Apple's Cook Says Unlocking iPhone Would Be ‘Bad for America’

  • Helping U.S. could expose users to vulnerabililties, CEO says
  • `Some things are hard and some things are right,' he tells ABC

What Tactics Will Apple Use to Fight the FBI?

Apple Inc. Chief Executive Officer Tim Cook told ABC News that helping the U.S. government unlock an iPhone used by a terrorist would be “bad for America” because it could expose other users to “incredible vulnerabilities.”

In an interview that aired Wednesday on ABC’s World News with David Muir, Cook said that while public safety is important, complying with a court order to assist the FBI would set a precedent that would offend many Americans.

“Some things are hard and some things are right,” Cook said in the televised interview. “And some things are both. This is one of those things.”

Apple is fighting a U.S. government request to create tools that will make it easier for investigators to unlock the phone used by Syed Rizwan Farook, one of the attackers who killed 14 and wounded 22 in San Bernardino, California, in December. The Department of Justice has asked a federal judge to compel Apple, which has objected, saying the government is overarching and threatening to set a precedent that undermines civil liberties.
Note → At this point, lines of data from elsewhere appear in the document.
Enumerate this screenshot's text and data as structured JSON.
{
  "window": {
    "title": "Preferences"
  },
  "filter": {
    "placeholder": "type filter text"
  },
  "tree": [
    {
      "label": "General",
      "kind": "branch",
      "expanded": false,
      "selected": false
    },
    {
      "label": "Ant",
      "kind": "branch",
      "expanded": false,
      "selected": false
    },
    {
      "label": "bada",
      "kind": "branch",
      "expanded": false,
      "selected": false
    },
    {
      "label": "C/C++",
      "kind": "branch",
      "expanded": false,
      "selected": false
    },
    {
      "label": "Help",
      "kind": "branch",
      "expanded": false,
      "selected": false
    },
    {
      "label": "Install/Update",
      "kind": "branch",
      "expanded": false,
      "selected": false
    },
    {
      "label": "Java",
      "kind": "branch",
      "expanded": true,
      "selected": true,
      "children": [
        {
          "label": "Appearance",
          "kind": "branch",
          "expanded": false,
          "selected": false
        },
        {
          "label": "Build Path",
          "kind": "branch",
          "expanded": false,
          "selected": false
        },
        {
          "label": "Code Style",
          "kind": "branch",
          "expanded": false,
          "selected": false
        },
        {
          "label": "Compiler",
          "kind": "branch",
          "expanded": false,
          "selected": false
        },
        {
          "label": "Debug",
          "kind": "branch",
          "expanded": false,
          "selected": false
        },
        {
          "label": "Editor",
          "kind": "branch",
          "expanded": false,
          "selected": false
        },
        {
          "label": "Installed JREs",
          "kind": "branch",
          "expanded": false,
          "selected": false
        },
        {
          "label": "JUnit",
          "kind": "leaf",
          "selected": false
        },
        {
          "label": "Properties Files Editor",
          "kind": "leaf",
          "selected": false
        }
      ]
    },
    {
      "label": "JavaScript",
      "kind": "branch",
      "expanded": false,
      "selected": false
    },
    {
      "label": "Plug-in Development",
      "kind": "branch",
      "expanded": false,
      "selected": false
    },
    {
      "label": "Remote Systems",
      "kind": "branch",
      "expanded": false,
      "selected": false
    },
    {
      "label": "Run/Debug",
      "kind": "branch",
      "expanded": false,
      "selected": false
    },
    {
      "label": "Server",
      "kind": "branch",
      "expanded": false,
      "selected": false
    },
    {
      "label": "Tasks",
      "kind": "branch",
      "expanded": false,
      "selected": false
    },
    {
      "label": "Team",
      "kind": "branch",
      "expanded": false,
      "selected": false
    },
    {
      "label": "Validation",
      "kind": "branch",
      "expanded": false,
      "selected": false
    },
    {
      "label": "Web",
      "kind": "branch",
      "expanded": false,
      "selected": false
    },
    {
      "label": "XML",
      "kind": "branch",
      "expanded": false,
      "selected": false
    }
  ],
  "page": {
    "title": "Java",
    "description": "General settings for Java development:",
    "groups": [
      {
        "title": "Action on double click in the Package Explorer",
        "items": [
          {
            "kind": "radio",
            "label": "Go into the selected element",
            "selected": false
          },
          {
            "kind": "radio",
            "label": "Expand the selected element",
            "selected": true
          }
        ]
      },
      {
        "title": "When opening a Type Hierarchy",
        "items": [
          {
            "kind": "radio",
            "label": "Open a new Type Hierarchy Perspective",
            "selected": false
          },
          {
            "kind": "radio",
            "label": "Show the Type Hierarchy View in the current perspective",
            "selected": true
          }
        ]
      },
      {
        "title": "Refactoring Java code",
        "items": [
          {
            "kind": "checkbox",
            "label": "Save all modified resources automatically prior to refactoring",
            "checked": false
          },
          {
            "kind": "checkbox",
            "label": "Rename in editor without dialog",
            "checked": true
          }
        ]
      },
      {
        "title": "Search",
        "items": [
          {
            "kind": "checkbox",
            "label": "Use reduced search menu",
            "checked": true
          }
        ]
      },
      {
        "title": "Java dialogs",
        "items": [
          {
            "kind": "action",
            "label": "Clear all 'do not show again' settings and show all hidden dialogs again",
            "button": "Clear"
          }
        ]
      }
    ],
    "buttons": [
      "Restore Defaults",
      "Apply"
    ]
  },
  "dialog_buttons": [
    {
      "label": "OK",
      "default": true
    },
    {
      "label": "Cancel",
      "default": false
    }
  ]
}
The case centers around whether the government can force Apple to write software that compromises a key security feature of its iOS mobile operating system. While Apple argues this could lead to further cases in which governments or hackers could intercept user messages, the U.S. argues this is a one-time request to aid a key terrorist investigation.

What the FBI is seeking would put "hundreds of millions of customers" at risk,
Cook told ABC News. He disputed the government’s contention that the impact of the demand is limited.
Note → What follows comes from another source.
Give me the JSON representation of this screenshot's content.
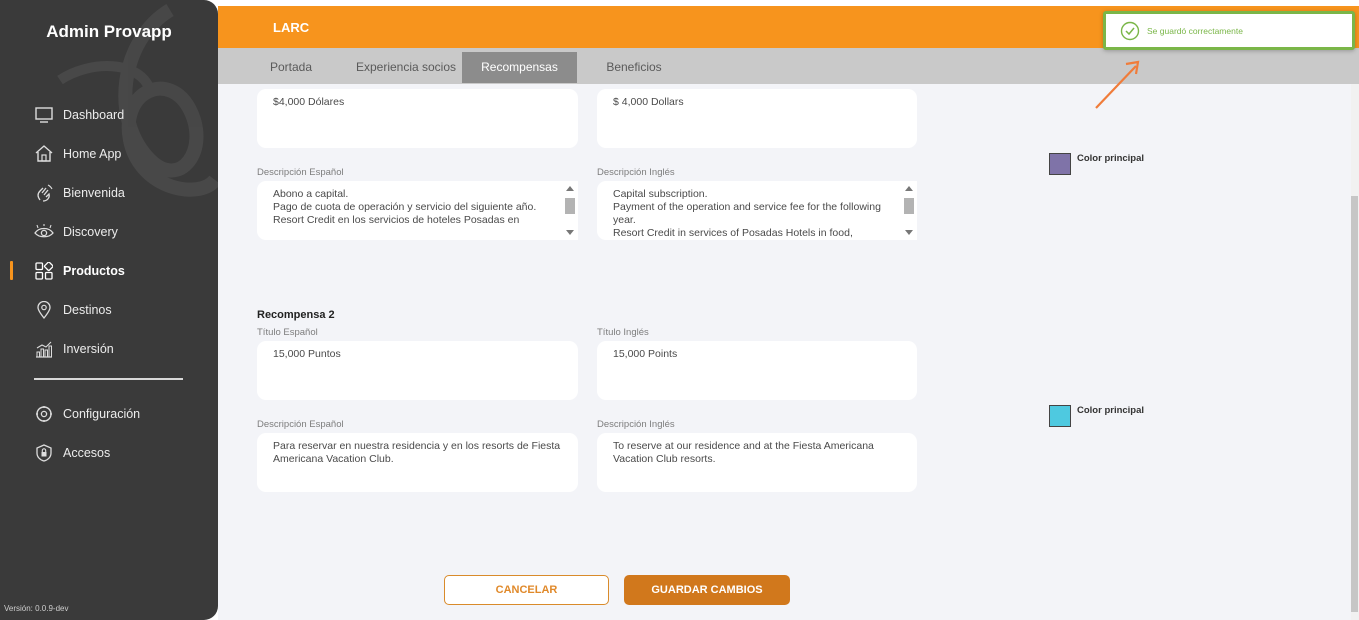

“The only way to get information, at least currently the only way we know, is to write a piece of software that we view as sort of the software equivalent of cancer," Cook said.

Security Upgrades

Apple is already working on security upgrades that would make it impossible to break into an iPhone via the method the government wants to use to get into Farook’s device, the New York Times reported on Wednesday, citing people close to the company and security experts. If the company succeeds, it would “create a significant technical challenge for law enforcement agencies” regardless of the outcome of this case, the paper said.

An Apple spokesman didn’t immediately respond to a request for comment on the New York Times report.

In the ABC interview, Cook also expressed disappointment there wasn’t more discussion with the government before the Justice Department’s action.

“We found out about the filing from the press,” he told ABC. “I don’t think that’s the way the railroad should be run. And I don’t think that something so important to this country should be handled in this way.”